While there, he said they came across four coyotes.

“Had all four of them swooping in, timing us, attacking us. And then they followed us very closely, interacting for pretty close to nine minutes straight,” said Roy.

He said he had heard there were sightings near some of the lakes in Waverley Heights, but still was quite shocked when they showed up.

Roy was eventually able to scare the coyotes away, noting he has two big dogs that made the interaction a little easier.

“I was quite fortunate to have 300 pounds worth of dogs with me, my two big guys. But, like I was saying, if it was any other circumstance with somebody else in that situation, I’m sure it wouldn’t have been an easy getaway. They were definitely pursuing us.”

Roy added an interaction like this is out of the ordinary for the neighbourhood and he wanted to make sure other people know what is going on to ensure they are safe.

“It was definitely too much. It brought a concern to me that I thought that definitely everybody in this neighbourhood should know about,” he said. “Hopefully (whatever) organization gets involved with this, can get a stop to it right away.

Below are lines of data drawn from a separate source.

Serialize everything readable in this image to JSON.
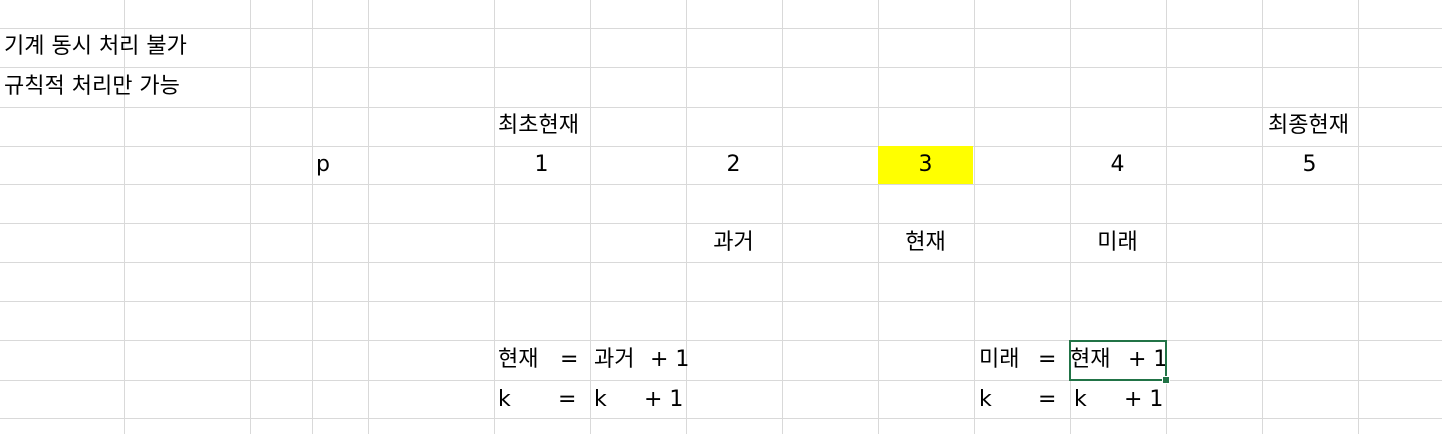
{
  "cells": {
    "note1": "기계 동시 처리 불가",
    "note2": "규칙적 처리만 가능",
    "label_first": "최초현재",
    "label_last": "최종현재",
    "p_label": "p",
    "n1": "1",
    "n2": "2",
    "n3": "3",
    "n4": "4",
    "n5": "5",
    "past": "과거",
    "present": "현재",
    "future": "미래",
    "eq1_lhs": "현재",
    "eq1_eq": "=",
    "eq1_rhs": "과거",
    "eq1_plus": "+ 1",
    "eq2_lhs": "미래",
    "eq2_eq": "=",
    "eq2_rhs": "현재",
    "eq2_plus": "+ 1",
    "k1_lhs": "k",
    "k1_eq": "=",
    "k1_rhs": "k",
    "k1_plus": "+ 1",
    "k2_lhs": "k",
    "k2_eq": "=",
    "k2_rhs": "k",
    "k2_plus": "+ 1"
  },
  "colors": {
    "highlight": "#ffff00",
    "selection": "#217346",
    "gridline": "#d9d9d9"
  }
}
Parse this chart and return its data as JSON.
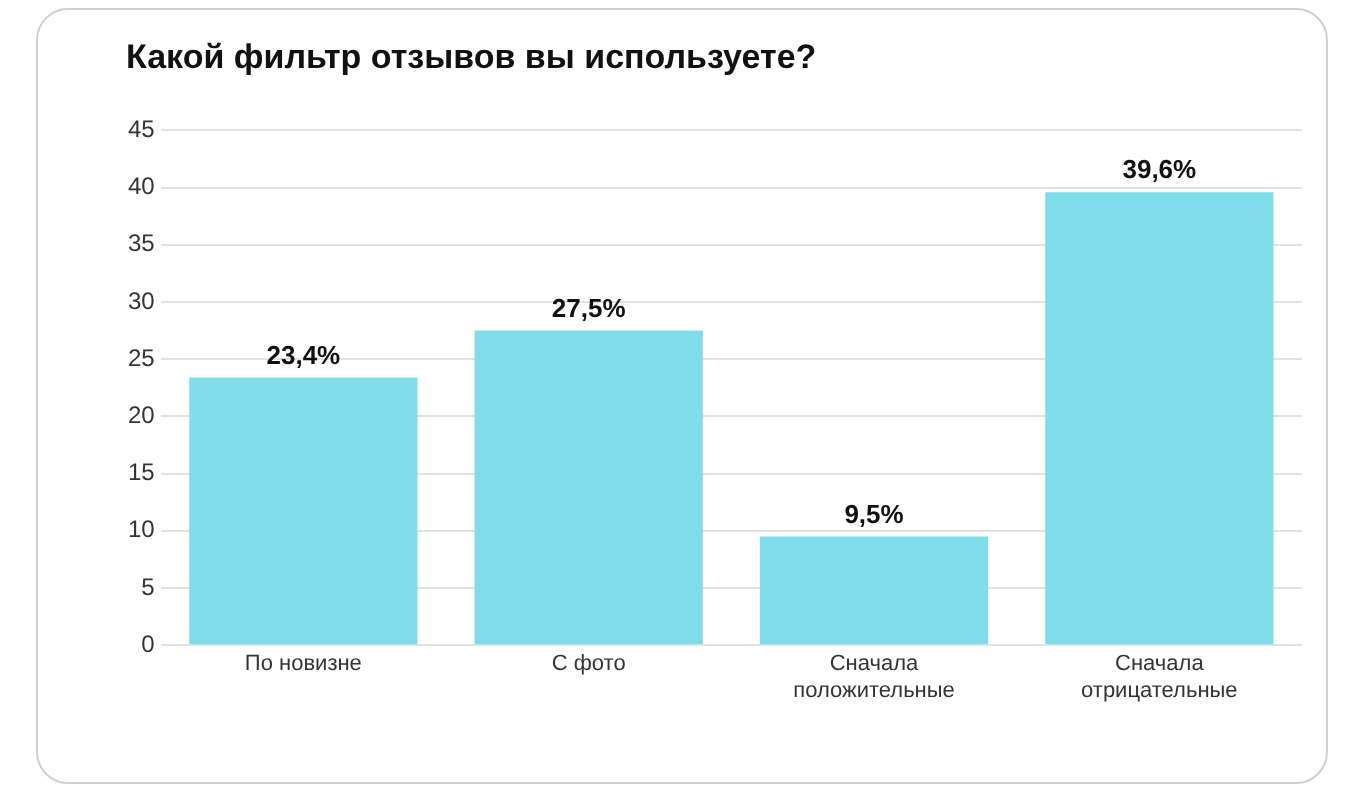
{
  "chart_data": {
    "type": "bar",
    "title": "Какой фильтр отзывов вы используете?",
    "categories": [
      "По новизне",
      "С фото",
      "Сначала положительные",
      "Сначала отрицательные"
    ],
    "values": [
      23.4,
      27.5,
      9.5,
      39.6
    ],
    "value_labels": [
      "23,4%",
      "27,5%",
      "9,5%",
      "39,6%"
    ],
    "color": "#7fdde9",
    "ylim": [
      0,
      45
    ],
    "yticks": [
      0,
      5,
      10,
      15,
      20,
      25,
      30,
      35,
      40,
      45
    ],
    "grid": "y",
    "legend": false
  }
}
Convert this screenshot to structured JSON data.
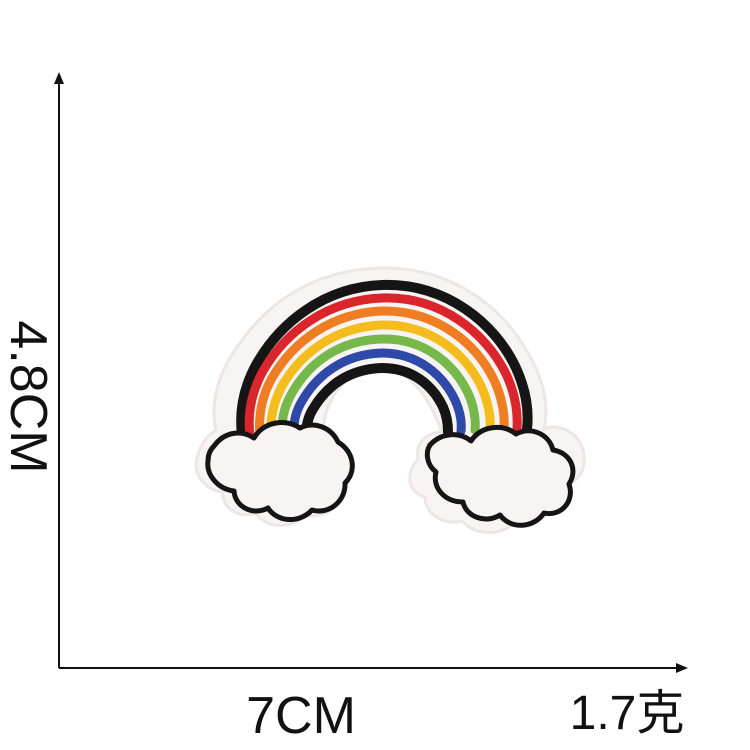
{
  "dimensions": {
    "height_label": "4.8CM",
    "width_label": "7CM",
    "weight_label": "1.7克"
  },
  "colors": {
    "background": "#ffffff",
    "axis": "#111111",
    "felt": "#f7f4f3",
    "felt_shadow": "#ece7e5",
    "outline": "#151515",
    "red": "#d9252b",
    "orange": "#ef7d22",
    "yellow": "#f4bd1d",
    "green": "#77b84b",
    "blue": "#2e49a8"
  }
}
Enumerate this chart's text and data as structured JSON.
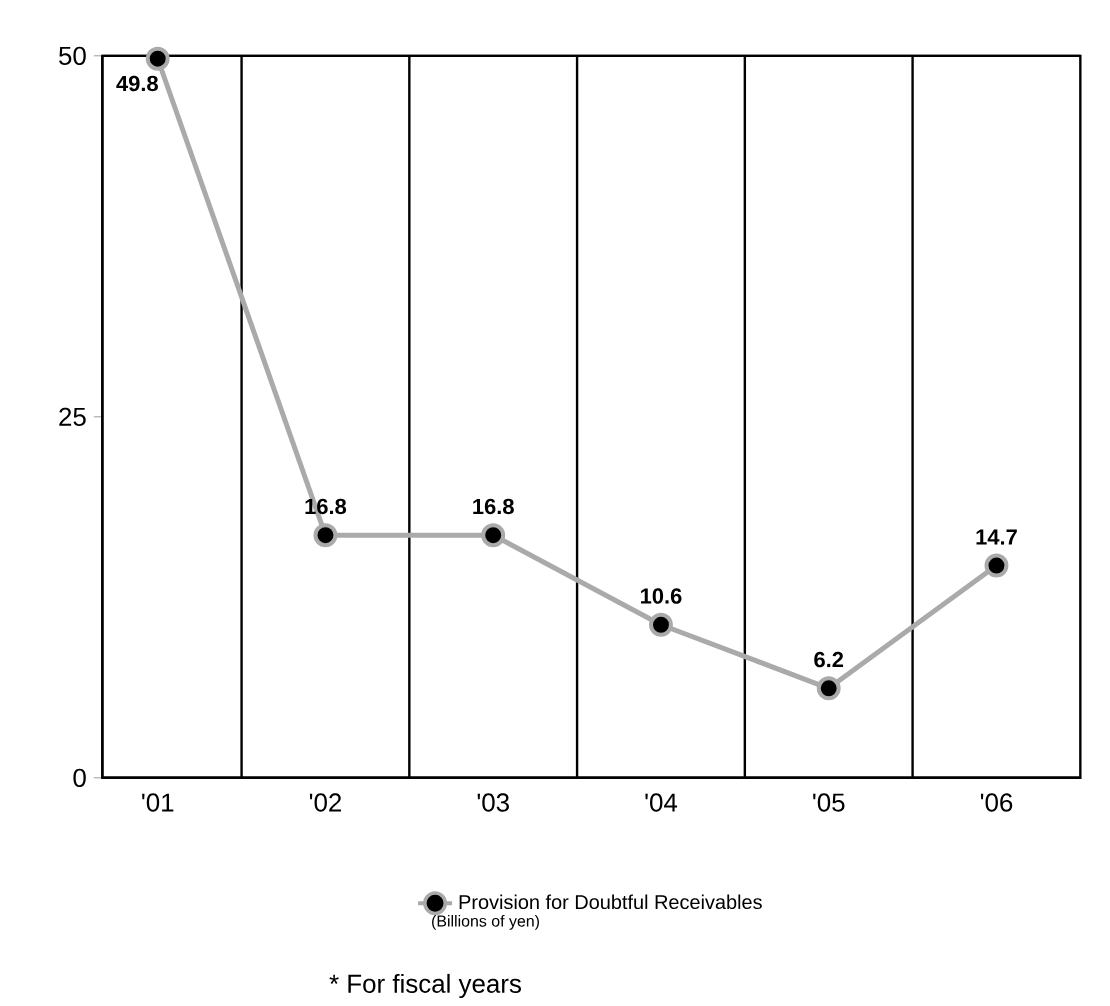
{
  "chart_data": {
    "type": "line",
    "categories": [
      "'01",
      "'02",
      "'03",
      "'04",
      "'05",
      "'06"
    ],
    "series": [
      {
        "name": "Provision for Doubtful Receivables",
        "color": "#aaaaaa",
        "values": [
          49.8,
          16.8,
          16.8,
          10.6,
          6.2,
          14.7
        ]
      }
    ],
    "ylim": [
      0,
      50
    ],
    "yticks": [
      0,
      25,
      50
    ],
    "grid": "x",
    "marker": "circle",
    "line_style": "solid",
    "data_labels": true,
    "legend": "bottom",
    "annotations": [
      "(Billions of yen)",
      "* For fiscal years"
    ]
  }
}
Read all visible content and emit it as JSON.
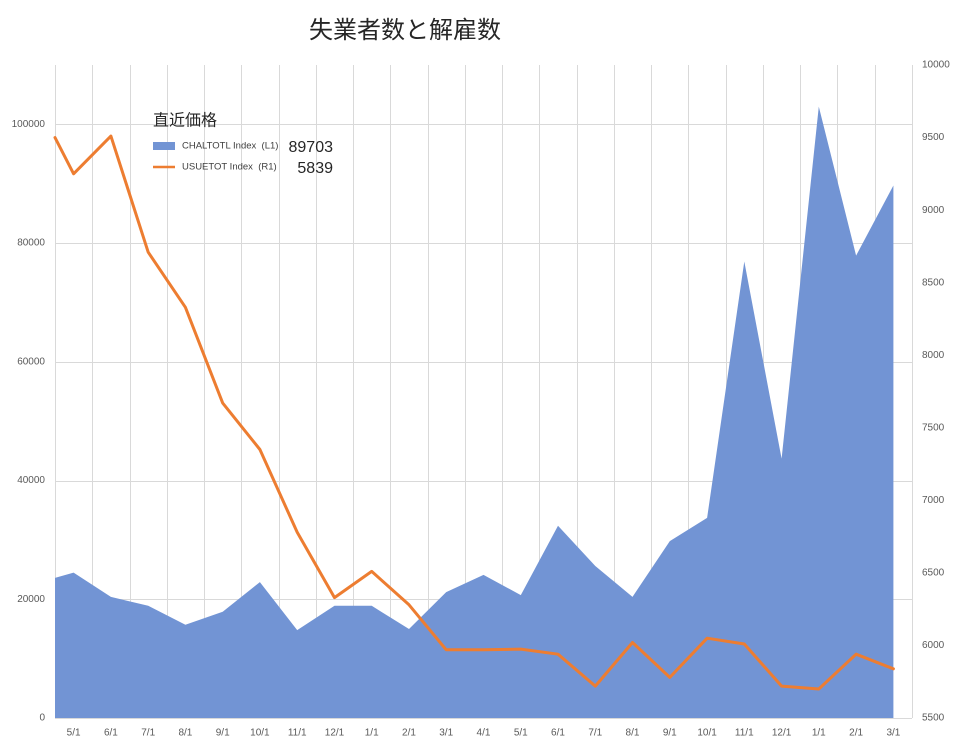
{
  "chart_data": {
    "type": "area",
    "title": "失業者数と解雇数",
    "x": [
      null,
      "5/1",
      "6/1",
      "7/1",
      "8/1",
      "9/1",
      "10/1",
      "11/1",
      "12/1",
      "1/1",
      "2/1",
      "3/1",
      "4/1",
      "5/1",
      "6/1",
      "7/1",
      "8/1",
      "9/1",
      "10/1",
      "11/1",
      "12/1",
      "1/1",
      "2/1",
      "3/1"
    ],
    "y_left": {
      "lim": [
        0,
        110000
      ],
      "ticks": [
        0,
        20000,
        40000,
        60000,
        80000,
        100000
      ]
    },
    "y_right": {
      "lim": [
        5500,
        10000
      ],
      "ticks": [
        5500,
        6000,
        6500,
        7000,
        7500,
        8000,
        8500,
        9000,
        9500,
        10000
      ]
    },
    "grid": true,
    "legend": {
      "title": "直近価格",
      "placement": "top-left"
    },
    "series": [
      {
        "name": "CHALTOTL Index  (L1)",
        "type": "area",
        "axis": "left",
        "color": "#7294d4",
        "last_value": "89703",
        "values": [
          23600,
          24500,
          20400,
          18900,
          15700,
          17900,
          22900,
          14800,
          18900,
          18900,
          15000,
          21200,
          24100,
          20700,
          32400,
          25600,
          20400,
          29800,
          33700,
          76900,
          43700,
          103000,
          77900,
          89703
        ]
      },
      {
        "name": "USUETOT Index  (R1)",
        "type": "line",
        "axis": "right",
        "color": "#ed7d31",
        "last_value": "5839",
        "values": [
          9500,
          9250,
          9510,
          8710,
          8330,
          7670,
          7350,
          6780,
          6330,
          6510,
          6280,
          5970,
          5970,
          5975,
          5940,
          5720,
          6020,
          5780,
          6050,
          6010,
          5720,
          5700,
          5940,
          5839
        ]
      }
    ]
  }
}
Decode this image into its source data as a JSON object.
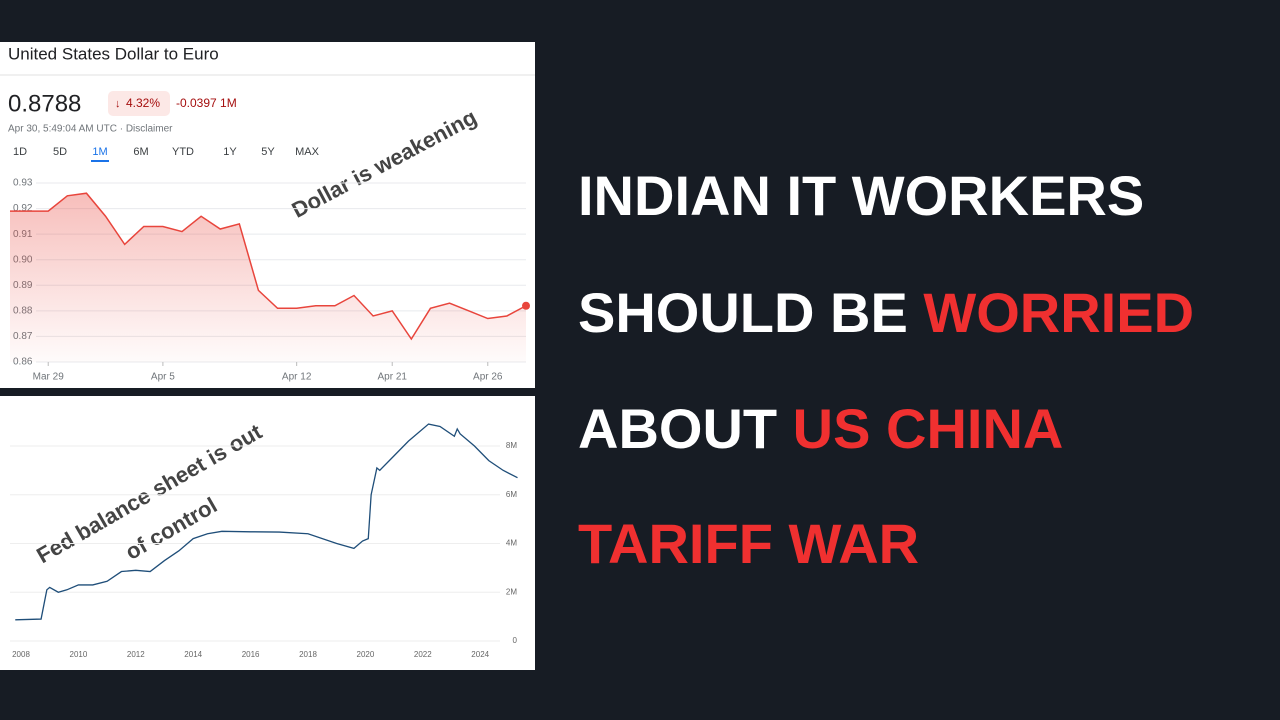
{
  "chart_data": [
    {
      "type": "line",
      "title": "United States Dollar to Euro",
      "price": "0.8788",
      "change_percent": "4.32%",
      "change_abs": "-0.0397 1M",
      "timestamp": "Apr 30, 5:49:04 AM UTC · Disclaimer",
      "ranges": [
        "1D",
        "5D",
        "1M",
        "6M",
        "YTD",
        "1Y",
        "5Y",
        "MAX"
      ],
      "selected_range": 2,
      "annotation": "Dollar is weakening",
      "categories": [
        null,
        null,
        "Mar 29",
        null,
        null,
        null,
        null,
        null,
        "Apr 5",
        null,
        null,
        null,
        null,
        null,
        null,
        "Apr 12",
        null,
        null,
        null,
        null,
        "Apr 21",
        null,
        null,
        null,
        null,
        "Apr 26",
        null,
        null
      ],
      "values": [
        0.919,
        0.919,
        0.919,
        0.925,
        0.926,
        0.917,
        0.906,
        0.913,
        0.913,
        0.911,
        0.917,
        0.912,
        0.914,
        0.888,
        0.881,
        0.881,
        0.882,
        0.882,
        0.886,
        0.878,
        0.88,
        0.869,
        0.881,
        0.883,
        0.88,
        0.877,
        0.878,
        0.882
      ],
      "color": "#e8453c",
      "ylim": [
        0.86,
        0.93
      ],
      "yticks": [
        0.93,
        0.92,
        0.91,
        {
          "value": 0.9,
          "label": "0.90"
        },
        0.89,
        0.88,
        0.87,
        0.86
      ],
      "grid": true
    },
    {
      "type": "line",
      "annotation": [
        "Fed balance sheet is out",
        "of control"
      ],
      "x": [
        2007.8,
        2008.7,
        2008.8,
        2008.9,
        2009.0,
        2009.3,
        2009.6,
        2010,
        2010.5,
        2011,
        2011.5,
        2012,
        2012.5,
        2013,
        2013.5,
        2014,
        2014.5,
        2015,
        2016,
        2017,
        2018,
        2019,
        2019.6,
        2019.9,
        2020.1,
        2020.2,
        2020.4,
        2020.5,
        2021,
        2021.5,
        2022.2,
        2022.6,
        2023.1,
        2023.2,
        2023.3,
        2023.8,
        2024.3,
        2024.8,
        2025.3
      ],
      "values": [
        0.87,
        0.9,
        1.5,
        2.1,
        2.2,
        2.0,
        2.1,
        2.3,
        2.3,
        2.45,
        2.85,
        2.9,
        2.85,
        3.3,
        3.7,
        4.2,
        4.4,
        4.5,
        4.48,
        4.47,
        4.4,
        4.0,
        3.8,
        4.1,
        4.2,
        6.0,
        7.1,
        7.0,
        7.6,
        8.2,
        8.9,
        8.8,
        8.4,
        8.7,
        8.5,
        8.0,
        7.4,
        7.0,
        6.7
      ],
      "color": "#1f4e79",
      "xlim": [
        2007.8,
        2025.4
      ],
      "xticks": [
        2008,
        2010,
        2012,
        2014,
        2016,
        2018,
        2020,
        2022,
        2024
      ],
      "ylim": [
        0,
        9.6
      ],
      "yticks": [
        0,
        {
          "value": 2,
          "label": "2M"
        },
        {
          "value": 4,
          "label": "4M"
        },
        {
          "value": 6,
          "label": "6M"
        },
        {
          "value": 8,
          "label": "8M"
        }
      ],
      "grid": true
    }
  ],
  "headline": [
    [
      {
        "text": "INDIAN IT WORKERS",
        "color": "#ffffff"
      }
    ],
    [
      {
        "text": "SHOULD BE ",
        "color": "#ffffff"
      },
      {
        "text": "WORRIED",
        "color": "#f03030"
      }
    ],
    [
      {
        "text": "ABOUT ",
        "color": "#ffffff"
      },
      {
        "text": "US CHINA",
        "color": "#f03030"
      }
    ],
    [
      {
        "text": "TARIFF WAR",
        "color": "#f03030"
      }
    ]
  ]
}
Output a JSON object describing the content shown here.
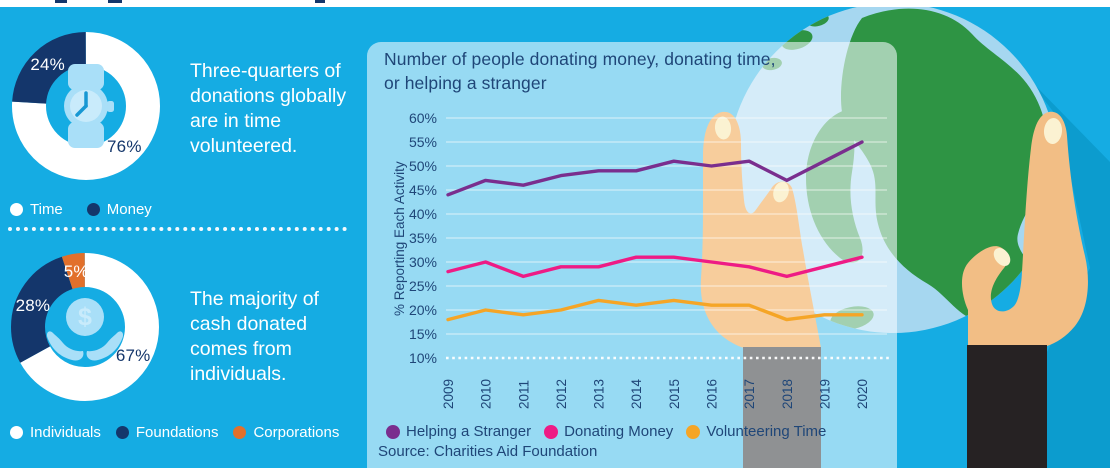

We don’t want to see any cats going missing, dogs going missing, kids getting hurt.”

A spokesperson with the province said there are around 70 coyote sightings within Winnipeg city limits a year, but added most of these are just sightings, not conflicts.

“All reported conflicts in the city involve the presence of a pet, and there are generally two to three reports of coyote attacks on a person’s pet each year,” the spokesperson said.

They added coyotes usually try to avoid encounters with people, but get bolder and more aggressive when there are human-based food sources.

When it comes to dealing with pets, the province said people shouldn’t leave them outside unattended and they should be on leashes while out for walks.

If people have an encounter with a coyote, they are told to remain calm, pick up small pets or children and leave larger pets restrained. People are told not to run and to slowly back away, but not turn their back on the animal.

If a coyote approaches, people are told to act big, make loud noises and fight back.

Any incidents of coyotes approaching people in Winnipeg can be reported to 204-945-5221.